Lululemon CEO Christine Day recently sat down with Fortune Magazine to talk about how she is leading this exercise empire. She basically said learning how to give her employees more room to thrive and establish their roles was a learning process for her. Like many managers, Christine had to learn how to not micromanage.

Micromanaging is tough because in the eyes of the manager they are doing what they think are good things but their actions can be detrimental. Micromanagers take perfectly positive attributes – an attention to detail and a hands-on attitude – to the extreme. Either because they’re control-obsessed, or because they feel driven to push everyone around them to success, micromanagers risk disempowering their colleagues. They ruin their colleagues’ confidence, hurt their performance, and frustrate them to the point where they quit. But obviously Christine figured out how to change her behavior and build an extremely successful and lucrative business empire.

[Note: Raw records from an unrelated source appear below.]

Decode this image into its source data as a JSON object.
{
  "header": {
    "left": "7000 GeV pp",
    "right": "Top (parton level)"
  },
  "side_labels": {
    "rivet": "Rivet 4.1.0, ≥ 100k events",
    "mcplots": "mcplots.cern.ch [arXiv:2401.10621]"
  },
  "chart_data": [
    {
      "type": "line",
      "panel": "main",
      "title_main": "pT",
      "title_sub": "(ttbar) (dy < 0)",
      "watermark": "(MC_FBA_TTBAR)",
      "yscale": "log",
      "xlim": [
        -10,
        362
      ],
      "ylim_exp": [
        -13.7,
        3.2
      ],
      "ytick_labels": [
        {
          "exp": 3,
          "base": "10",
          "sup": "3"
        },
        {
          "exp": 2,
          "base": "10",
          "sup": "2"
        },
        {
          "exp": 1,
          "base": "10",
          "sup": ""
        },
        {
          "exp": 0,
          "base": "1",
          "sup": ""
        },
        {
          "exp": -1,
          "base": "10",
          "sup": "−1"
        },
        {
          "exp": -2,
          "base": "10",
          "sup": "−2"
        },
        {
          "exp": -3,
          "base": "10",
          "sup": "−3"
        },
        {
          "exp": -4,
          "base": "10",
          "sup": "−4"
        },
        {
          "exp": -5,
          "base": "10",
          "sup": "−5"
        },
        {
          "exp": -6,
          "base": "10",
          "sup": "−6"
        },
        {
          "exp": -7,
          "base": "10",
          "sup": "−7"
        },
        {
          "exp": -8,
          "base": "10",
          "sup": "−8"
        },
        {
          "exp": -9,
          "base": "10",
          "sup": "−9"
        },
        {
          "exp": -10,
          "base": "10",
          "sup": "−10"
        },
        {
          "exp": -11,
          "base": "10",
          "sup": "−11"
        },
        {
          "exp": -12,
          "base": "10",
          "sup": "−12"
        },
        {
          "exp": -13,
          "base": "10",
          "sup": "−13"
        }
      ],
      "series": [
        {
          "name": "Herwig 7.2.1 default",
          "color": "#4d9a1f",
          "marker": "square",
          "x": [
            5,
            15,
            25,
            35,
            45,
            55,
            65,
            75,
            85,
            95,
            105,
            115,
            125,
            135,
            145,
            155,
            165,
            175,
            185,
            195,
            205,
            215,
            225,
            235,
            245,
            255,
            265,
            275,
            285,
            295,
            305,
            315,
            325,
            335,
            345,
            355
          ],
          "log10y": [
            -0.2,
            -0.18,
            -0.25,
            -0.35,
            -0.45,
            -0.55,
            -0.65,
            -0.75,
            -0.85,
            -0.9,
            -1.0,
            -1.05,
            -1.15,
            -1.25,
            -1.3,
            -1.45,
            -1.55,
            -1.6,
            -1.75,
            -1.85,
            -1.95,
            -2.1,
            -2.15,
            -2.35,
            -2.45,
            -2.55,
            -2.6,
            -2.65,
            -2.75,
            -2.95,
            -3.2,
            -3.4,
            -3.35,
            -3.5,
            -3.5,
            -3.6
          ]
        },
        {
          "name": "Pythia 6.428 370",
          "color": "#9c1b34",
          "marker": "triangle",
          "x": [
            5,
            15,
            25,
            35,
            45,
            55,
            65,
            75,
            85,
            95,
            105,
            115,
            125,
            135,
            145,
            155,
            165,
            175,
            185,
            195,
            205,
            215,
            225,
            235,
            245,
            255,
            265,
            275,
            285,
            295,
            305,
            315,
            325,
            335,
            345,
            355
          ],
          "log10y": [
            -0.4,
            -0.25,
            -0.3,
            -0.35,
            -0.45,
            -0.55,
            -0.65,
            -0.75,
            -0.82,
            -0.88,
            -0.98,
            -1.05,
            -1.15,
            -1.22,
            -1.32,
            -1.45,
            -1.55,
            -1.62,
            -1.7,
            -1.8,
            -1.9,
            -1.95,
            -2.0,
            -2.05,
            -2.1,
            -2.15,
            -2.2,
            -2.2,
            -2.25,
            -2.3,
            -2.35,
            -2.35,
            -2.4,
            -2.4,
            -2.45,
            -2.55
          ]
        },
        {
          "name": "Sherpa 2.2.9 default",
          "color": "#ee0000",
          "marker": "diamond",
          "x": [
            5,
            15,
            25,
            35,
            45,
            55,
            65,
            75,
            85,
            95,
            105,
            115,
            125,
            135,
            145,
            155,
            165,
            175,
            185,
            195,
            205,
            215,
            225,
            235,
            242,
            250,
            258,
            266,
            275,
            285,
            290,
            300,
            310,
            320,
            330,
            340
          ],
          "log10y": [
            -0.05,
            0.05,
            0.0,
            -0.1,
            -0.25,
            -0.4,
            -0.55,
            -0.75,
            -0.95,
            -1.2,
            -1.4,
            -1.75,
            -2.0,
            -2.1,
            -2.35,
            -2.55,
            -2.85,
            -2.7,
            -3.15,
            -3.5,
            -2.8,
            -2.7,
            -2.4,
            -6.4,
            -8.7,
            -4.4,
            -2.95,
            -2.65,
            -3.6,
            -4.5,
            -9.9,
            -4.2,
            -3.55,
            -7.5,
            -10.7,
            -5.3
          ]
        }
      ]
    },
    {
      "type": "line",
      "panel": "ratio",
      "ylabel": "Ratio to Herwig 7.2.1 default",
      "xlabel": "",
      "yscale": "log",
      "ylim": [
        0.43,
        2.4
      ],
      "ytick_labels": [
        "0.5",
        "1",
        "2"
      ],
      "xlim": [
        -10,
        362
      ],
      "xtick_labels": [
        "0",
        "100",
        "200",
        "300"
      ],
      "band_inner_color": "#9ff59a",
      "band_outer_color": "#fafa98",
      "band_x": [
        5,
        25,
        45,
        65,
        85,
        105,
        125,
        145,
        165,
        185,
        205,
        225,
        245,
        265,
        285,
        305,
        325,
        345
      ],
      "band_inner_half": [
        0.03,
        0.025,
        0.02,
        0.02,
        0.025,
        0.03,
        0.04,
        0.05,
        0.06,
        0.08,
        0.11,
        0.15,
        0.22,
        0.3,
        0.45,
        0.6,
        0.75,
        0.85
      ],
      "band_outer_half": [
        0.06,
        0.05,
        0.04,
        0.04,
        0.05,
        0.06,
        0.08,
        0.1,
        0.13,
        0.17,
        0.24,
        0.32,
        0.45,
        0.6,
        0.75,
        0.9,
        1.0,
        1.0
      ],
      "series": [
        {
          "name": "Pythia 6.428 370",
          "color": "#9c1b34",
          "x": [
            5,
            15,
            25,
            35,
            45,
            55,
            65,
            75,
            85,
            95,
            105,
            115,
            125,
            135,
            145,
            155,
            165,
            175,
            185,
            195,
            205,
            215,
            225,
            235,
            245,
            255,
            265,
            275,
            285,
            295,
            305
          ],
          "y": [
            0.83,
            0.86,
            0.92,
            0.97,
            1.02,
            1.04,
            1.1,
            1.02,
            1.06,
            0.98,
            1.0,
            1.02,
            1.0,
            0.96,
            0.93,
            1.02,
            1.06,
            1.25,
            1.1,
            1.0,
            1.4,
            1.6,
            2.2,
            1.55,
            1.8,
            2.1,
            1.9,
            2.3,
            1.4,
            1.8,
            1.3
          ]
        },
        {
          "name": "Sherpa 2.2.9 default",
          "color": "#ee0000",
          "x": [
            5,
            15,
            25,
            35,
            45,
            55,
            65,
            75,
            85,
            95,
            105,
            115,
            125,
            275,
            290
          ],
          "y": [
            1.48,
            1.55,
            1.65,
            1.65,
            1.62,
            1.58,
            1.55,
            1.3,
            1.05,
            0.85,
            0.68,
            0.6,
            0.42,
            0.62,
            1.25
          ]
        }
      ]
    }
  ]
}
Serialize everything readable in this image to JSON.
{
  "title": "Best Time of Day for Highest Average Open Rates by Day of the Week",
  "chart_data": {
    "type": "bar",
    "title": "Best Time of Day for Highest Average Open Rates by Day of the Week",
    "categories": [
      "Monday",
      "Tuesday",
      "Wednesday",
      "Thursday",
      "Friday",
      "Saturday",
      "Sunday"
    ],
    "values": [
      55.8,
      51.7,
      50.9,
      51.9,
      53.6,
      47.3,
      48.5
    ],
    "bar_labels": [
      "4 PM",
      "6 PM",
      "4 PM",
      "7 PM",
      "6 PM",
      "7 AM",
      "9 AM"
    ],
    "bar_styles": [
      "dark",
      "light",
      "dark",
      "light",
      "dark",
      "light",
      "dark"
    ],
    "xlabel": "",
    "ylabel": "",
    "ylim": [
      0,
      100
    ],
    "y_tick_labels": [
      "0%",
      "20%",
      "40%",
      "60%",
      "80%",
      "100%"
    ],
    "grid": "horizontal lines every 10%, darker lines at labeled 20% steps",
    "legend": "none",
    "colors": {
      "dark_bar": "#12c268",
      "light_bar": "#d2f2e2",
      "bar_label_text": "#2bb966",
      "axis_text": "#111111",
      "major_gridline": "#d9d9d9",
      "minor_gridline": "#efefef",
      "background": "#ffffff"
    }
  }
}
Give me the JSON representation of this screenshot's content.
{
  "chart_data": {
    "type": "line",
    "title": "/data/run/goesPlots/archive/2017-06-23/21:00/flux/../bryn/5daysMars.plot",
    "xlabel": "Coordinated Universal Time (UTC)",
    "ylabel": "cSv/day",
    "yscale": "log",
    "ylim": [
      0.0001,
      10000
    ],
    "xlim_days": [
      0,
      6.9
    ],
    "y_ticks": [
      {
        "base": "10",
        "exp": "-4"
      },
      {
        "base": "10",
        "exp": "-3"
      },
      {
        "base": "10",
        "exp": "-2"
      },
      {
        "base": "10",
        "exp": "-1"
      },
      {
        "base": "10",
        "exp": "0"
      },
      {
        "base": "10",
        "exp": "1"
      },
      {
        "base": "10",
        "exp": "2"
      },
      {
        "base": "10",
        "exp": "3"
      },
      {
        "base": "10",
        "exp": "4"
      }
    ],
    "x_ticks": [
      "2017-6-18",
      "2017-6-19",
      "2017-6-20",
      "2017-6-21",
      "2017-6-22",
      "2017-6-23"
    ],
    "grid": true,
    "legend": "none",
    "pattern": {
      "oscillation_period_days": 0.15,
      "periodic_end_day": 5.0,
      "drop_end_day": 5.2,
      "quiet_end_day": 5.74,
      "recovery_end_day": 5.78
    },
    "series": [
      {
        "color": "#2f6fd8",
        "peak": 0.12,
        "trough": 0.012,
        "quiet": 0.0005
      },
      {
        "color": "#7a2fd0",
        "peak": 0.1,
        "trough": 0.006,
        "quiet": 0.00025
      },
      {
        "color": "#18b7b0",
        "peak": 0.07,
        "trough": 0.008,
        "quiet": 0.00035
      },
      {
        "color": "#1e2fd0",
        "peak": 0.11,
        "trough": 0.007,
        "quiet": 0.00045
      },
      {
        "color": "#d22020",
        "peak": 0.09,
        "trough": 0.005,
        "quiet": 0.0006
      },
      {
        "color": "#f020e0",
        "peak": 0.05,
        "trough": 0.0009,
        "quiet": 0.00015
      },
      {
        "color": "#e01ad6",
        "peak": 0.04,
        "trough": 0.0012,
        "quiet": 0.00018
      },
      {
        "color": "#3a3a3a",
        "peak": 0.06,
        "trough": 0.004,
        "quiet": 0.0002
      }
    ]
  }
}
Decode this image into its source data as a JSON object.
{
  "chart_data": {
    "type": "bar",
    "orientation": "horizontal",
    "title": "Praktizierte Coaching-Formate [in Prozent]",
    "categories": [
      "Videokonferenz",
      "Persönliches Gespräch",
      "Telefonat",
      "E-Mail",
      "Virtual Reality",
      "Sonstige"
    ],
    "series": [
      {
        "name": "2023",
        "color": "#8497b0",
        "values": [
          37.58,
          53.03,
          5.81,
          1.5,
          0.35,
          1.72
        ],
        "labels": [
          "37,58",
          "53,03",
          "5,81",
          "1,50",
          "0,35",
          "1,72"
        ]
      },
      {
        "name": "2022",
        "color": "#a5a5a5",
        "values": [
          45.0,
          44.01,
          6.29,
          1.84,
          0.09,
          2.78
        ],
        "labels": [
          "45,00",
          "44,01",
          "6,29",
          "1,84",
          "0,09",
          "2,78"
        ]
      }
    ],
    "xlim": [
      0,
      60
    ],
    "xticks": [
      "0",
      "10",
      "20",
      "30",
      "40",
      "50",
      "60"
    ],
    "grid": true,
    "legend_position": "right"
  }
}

In 2008, CEO Christine Day joined the company after 20 years at Starbucks. Since her arrival she has increased the number of stores from 71 to 174, while total revenue has grown from $297 million to almost $1 billion. Lululemon’s stock is up about 300% since its 2007 IPO. The company has also succeeded in capturing a very devoted following, some might even say cult-like. The brand has inspired blogs such as “Lululemon Addict” and hundreds of Facebook groups devoted to celebrating the company. It also encourages its customers to embody the Lululemon lifestyle and identifies “ambassadors” in the community who can show them this better way of life.  There are also Lululemon sponsored exercise classes and running groups. So how Day do it? She attributes it to an established trust between management and employees which took her some time to learn.

In the video below Day talks about how she a very smart executive but she had majored in being right. And when she was trying to get people to take ownership or engagement she had to learn to create jobs big enough for people. “It wasn’t about the telling. It was about creating the space for others.” Obviously it has paid off. But letting employees take on more responsibility and hone their own work can be challenging for some managers. Day said, “Taking responsibility, taking risks, and having an entrepreneurial spirit are qualities we look for in our employees. We want people who bring their own magic.”

Learning how to micromanage less may have been tough for Day considering her boss, Lululemon Founder and former CEO Chip Wilson, had trouble stepping away from the business it seems. Christine has been running the company for the last few years but Chip was always present until the past January. Now he is Chairman of the Board.